Objective: To study the acceptance and implementation of the three interventions by communities and to identify the factors that contributed to the success or failure of communities to implement these programs on the local level.
Methods: Forty-three in-depth qualitative interviews were conducted with key informants in six U.S. cities. Informants included AIDS prevention providers, political leaders, activists, substance abuse and AIDS researchers, health department directors, and law enforcement officials. Cities were classified according to when they initiated interventions as 1) early adopters, 2) middle adopters, and 3) late or never adopters.

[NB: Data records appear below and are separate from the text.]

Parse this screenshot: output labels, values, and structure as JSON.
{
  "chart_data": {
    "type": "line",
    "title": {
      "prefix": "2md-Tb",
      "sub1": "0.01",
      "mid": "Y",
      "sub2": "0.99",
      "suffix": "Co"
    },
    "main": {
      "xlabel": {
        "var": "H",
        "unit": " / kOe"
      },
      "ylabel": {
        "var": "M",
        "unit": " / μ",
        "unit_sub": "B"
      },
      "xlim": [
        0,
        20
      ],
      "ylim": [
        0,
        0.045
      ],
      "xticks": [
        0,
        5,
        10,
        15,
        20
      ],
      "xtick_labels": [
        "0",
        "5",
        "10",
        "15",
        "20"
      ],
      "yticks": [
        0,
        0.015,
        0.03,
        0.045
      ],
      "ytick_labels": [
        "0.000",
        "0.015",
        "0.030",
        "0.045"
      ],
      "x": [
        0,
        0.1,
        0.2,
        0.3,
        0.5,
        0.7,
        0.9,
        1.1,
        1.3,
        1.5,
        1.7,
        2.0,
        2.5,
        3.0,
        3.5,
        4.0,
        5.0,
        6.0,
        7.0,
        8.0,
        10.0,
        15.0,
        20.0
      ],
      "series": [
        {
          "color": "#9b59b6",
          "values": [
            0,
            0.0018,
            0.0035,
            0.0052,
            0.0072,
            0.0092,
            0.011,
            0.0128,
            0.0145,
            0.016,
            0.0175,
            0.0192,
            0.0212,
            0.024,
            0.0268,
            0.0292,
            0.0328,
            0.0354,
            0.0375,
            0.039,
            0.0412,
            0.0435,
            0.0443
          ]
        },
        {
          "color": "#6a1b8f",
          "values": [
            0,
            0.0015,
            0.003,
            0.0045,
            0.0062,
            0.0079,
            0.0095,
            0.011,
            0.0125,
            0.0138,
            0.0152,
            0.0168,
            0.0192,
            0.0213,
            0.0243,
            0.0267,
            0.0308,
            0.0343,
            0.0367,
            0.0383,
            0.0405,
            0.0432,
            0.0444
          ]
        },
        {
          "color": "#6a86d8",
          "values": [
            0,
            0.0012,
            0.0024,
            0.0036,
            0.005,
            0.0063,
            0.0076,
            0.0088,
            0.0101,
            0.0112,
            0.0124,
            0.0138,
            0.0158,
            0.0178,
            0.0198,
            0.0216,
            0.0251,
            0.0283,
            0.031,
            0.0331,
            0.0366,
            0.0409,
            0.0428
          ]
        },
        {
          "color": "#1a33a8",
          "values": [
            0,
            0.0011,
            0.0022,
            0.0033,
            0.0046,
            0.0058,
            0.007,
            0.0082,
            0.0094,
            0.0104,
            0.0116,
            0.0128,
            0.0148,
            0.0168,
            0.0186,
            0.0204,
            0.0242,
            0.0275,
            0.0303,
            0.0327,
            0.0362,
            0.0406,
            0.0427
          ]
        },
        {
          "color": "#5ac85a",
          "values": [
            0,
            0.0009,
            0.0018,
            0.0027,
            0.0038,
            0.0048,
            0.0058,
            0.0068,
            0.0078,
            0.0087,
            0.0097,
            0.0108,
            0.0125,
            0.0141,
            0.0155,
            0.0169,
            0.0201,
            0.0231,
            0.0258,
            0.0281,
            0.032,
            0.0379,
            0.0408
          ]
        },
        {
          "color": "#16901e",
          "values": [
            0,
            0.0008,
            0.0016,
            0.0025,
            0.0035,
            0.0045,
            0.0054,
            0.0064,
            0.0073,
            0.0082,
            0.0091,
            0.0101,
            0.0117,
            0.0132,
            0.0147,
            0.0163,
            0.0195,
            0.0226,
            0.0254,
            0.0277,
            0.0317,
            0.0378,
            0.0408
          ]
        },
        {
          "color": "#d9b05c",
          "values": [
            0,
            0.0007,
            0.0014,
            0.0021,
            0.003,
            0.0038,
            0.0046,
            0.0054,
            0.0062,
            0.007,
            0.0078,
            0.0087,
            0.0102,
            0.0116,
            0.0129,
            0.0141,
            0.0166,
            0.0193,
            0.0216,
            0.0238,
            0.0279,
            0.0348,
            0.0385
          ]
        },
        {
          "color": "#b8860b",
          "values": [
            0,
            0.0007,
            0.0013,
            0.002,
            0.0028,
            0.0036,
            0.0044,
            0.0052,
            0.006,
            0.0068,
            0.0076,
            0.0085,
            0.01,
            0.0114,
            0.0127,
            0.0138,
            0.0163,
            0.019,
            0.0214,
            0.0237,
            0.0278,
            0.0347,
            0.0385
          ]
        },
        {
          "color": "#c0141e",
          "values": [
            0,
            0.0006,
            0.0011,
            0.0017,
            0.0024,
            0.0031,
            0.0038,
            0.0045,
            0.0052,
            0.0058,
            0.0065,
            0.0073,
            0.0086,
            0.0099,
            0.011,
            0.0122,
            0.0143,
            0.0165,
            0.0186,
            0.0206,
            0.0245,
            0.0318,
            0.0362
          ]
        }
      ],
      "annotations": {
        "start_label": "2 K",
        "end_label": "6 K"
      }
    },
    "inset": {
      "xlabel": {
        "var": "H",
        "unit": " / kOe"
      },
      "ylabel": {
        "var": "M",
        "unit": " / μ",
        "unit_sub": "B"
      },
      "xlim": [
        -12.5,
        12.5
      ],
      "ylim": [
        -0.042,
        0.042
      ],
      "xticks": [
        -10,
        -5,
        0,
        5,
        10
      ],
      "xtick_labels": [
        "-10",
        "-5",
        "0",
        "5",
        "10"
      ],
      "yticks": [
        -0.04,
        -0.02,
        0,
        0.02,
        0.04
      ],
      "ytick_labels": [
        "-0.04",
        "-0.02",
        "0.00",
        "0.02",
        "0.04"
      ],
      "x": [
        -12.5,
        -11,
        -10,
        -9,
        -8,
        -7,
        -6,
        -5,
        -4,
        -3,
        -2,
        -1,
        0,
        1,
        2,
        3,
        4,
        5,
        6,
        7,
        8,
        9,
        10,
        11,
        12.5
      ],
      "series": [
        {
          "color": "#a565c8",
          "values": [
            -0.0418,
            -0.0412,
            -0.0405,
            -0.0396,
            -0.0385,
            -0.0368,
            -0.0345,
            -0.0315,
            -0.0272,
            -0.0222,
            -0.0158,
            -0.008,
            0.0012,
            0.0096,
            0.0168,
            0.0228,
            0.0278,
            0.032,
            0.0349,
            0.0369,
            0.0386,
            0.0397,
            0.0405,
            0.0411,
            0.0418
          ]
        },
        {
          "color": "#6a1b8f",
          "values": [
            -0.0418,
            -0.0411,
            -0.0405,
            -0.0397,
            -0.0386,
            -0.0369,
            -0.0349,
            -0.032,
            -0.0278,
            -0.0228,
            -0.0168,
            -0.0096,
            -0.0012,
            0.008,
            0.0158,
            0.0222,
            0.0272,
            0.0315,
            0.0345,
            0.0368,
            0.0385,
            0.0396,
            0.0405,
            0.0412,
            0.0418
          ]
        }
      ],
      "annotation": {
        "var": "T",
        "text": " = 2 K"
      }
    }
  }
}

Results: Conditions that facilitated or deterred the adoption of interventions were identified. Coalition building and community consultation were key to the acceptance and sustainability of new interventions. Leadership from politicians, public health officials, and program directors provided necessary authority, legitimacy, and access to resources. Grassroots activists took initiative and risks in the face of opposition, but often lacked the resources to sustain their efforts. Researchers played an important role in initiating interventions and legitimizing them by providing access to the scientific information supporting their safety and effectiveness. Successful implementers worked with or avoided the opposition rather than creating polarized positions. Changes in funding and structure of publicly supported drug treatment programs have limited the implementation of new programs. Lack of leadership in the political and public health sectors, and, indeed, fear of adopting or even discussing needle exchange because of perceived political opposition, were the biggest barriers to implementation of syringe exchange programs.
Conclusion: Understanding the conditions under which communities accept and implement interventions can help guide effective strategies to foster the implementation of these interventions in areas where programs do not currently exist.